New deputy profiles: 'Nothing in government is one person’s achievement' says Tina Bury

The second in our series profiling new deputies and how they have settled into the job since October's election

Deputy Tina Bury reflects on her work: 'It’s really interesting, I’m certainly not bored, you get to meet loads of people, I’m always meeting people involved with something really interesting about the place we live. (Picture by Sophie Rabey, 29196980)
Deputy Tina Bury reflects on her work: 'It’s really interesting, I’m certainly not bored, you get to meet loads of people, I’m always meeting people involved with something really interesting about the place we live. (Picture by Sophie Rabey, 29196980)

DEPUTY Tina Bury comes buzzing over the internet link and her sleeves are rolled up, which is perhaps a fitting image for her first few months in the new job.

Already she is getting a reputation among her political colleagues as someone who gets along with people, gets stuck in, makes things happen, and gets the job done.

She is the first to admit that she is not the stereotypical deputy – she is a single mum, she worked for a big multi-national, and she is only 37 (which is young in deputy years).

However, she hopes these differences are also her strengths, and one of her key drivers is to give the under-represented a voice.

On two States committees, Deputy Bury is a member of Employment & Social Security, and as vice-president of Health & Social Care she currently finds herself in the eye of the Covid storm.

Speaking last week over FaceTime, she said she was enjoying her new role.

‘It’s really interesting, I’m certainly not bored, you get to meet loads of people, I’m always meeting people involved with something really interesting about the place we live.

‘My previous roles were all very operational, so that’s something that’s a bit different and an adjustment, you don’t go off and actually do the actions yourself, that’s something that was really weird at first and I almost felt apologetic that we were asking civil servants to go and do things and that they would think that I was lazy, because I’m used to cracking on and making things happen.’

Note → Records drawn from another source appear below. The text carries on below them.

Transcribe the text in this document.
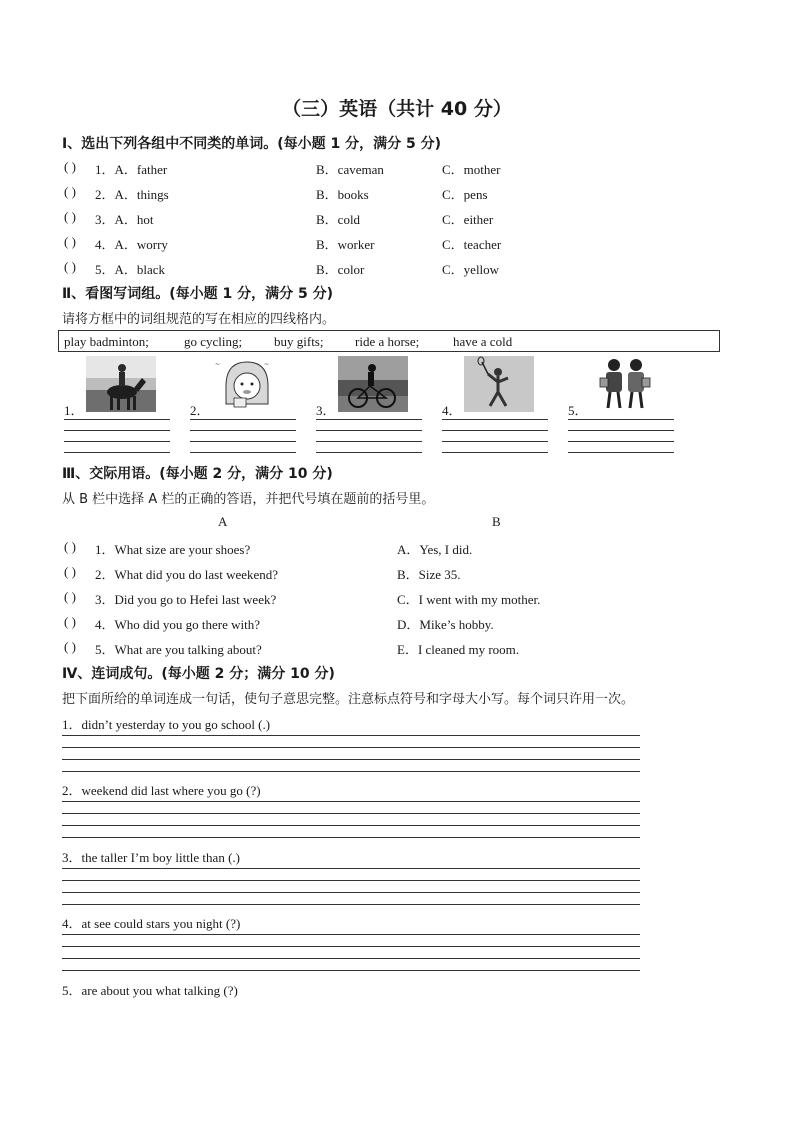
（三）英语（共计 40 分）
Ⅰ、选出下列各组中不同类的单词。(每小题 1 分，满分 5 分)
( ) 1．A．father	B．caveman	C．mother
( ) 2．A．things	B．books	C．pens
( ) 3．A．hot	B．cold	C．either
( ) 4．A．worry	B．worker	C．teacher
( ) 5．A．black	B．color	C．yellow
Ⅱ、看图写词组。(每小题 1 分，满分 5 分)
请将方框中的词组规范的写在相应的四线格内。
play badminton;	go cycling; buy gifts; ride a horse;	have a cold
~	~
1．	2．	3．	4．	5．
Ⅲ、交际用语。(每小题 2 分，满分 10 分)
从 B 栏中选择 A 栏的正确的答语，并把代号填在题前的括号里。
A	B
( ) 1．What size are your shoes?	A．Yes, I did.
( ) 2．What did you do last weekend?	B．Size 35.
( ) 3．Did you go to Hefei last week?	C．I went with my mother.
( ) 4．Who did you go there with?	D．Mike’s hobby.
( ) 5．What are you talking about?	E．I cleaned my room.
Ⅳ、连词成句。(每小题 2 分；满分 10 分)
把下面所给的单词连成一句话，使句子意思完整。注意标点符号和字母大小写。每个词只许用一次。
1．didn’t yesterday to you go school (.)
2．weekend did last where you go (?)
3．the taller I’m boy little than (.)
4．at see could stars you night (?)
5．are about you what talking (?)
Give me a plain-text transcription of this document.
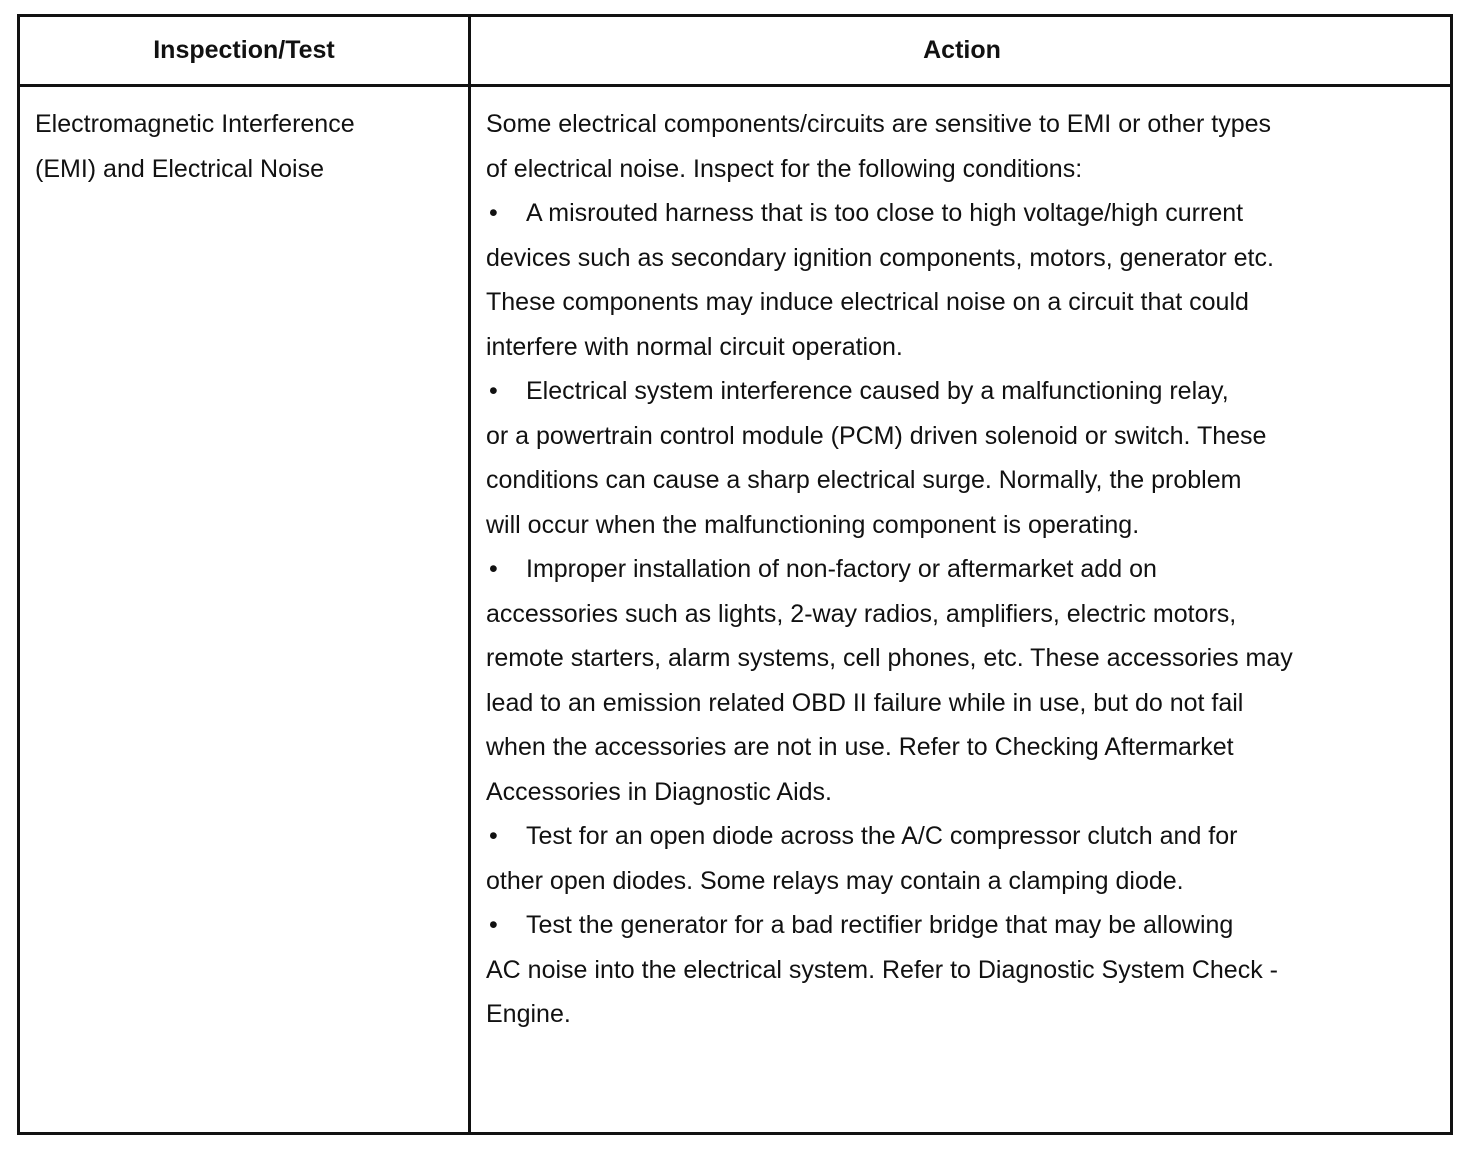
Inspection/Test	Action
Electromagnetic Interference
(EMI) and Electrical Noise
Some electrical components/circuits are sensitive to EMI or other types
of electrical noise. Inspect for the following conditions:
• A misrouted harness that is too close to high voltage/high current
devices such as secondary ignition components, motors, generator etc.
These components may induce electrical noise on a circuit that could
interfere with normal circuit operation.
• Electrical system interference caused by a malfunctioning relay,
or a powertrain control module (PCM) driven solenoid or switch. These
conditions can cause a sharp electrical surge. Normally, the problem
will occur when the malfunctioning component is operating.
• Improper installation of non-factory or aftermarket add on
accessories such as lights, 2-way radios, amplifiers, electric motors,
remote starters, alarm systems, cell phones, etc. These accessories may
lead to an emission related OBD II failure while in use, but do not fail
when the accessories are not in use. Refer to Checking Aftermarket
Accessories in Diagnostic Aids.
• Test for an open diode across the A/C compressor clutch and for
other open diodes. Some relays may contain a clamping diode.
• Test the generator for a bad rectifier bridge that may be allowing
AC noise into the electrical system. Refer to Diagnostic System Check -
Engine.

‘Our job really is to look at broader policies and see what’s happening all the time, but that really doesn’t help that person on the phone to you who’s going through a really hard time, so that’s the bit that I hadn’t quite anticipated and it’s difficult realising that I’m not here to fix every individual’s circumstances, it’s a broader strategy.’

Several months into the job, what does she think she has achieved, or is there anything she feels proud about?

‘What I’m learning is that nothing in government is any one person’s achievement, there’s always a huge amount of work behind the scenes, so I wouldn’t want to say that I was proud of anything in particular, but I did feel very privileged to be part of the team signing off the vaccines.

‘I’ve been building really good relationships and that’s something I really wanted to do, my previous background was in a big corporate organisation where having positive relationships helps you get things done, so I’ve been doing that I hope, or I feel like I have with the officers and other deputies and the various people you get involved with.’

Deputy Al Brouard, the president of HSC, got a name-check for being someone she particularly enjoyed working with and was impressed by the way he operated.

Getting the anti-discrimination proposals into the law books remains one of Deputy Bury’s top priorities. ‘I don’t think that realism should quash ambition and aspiration.’

Away from all the various meetings, emails and phone calls, Deputy Bury likes long-distance running and year-round sea swimming, but described herself as a ‘sea dipper or a granny dipper’.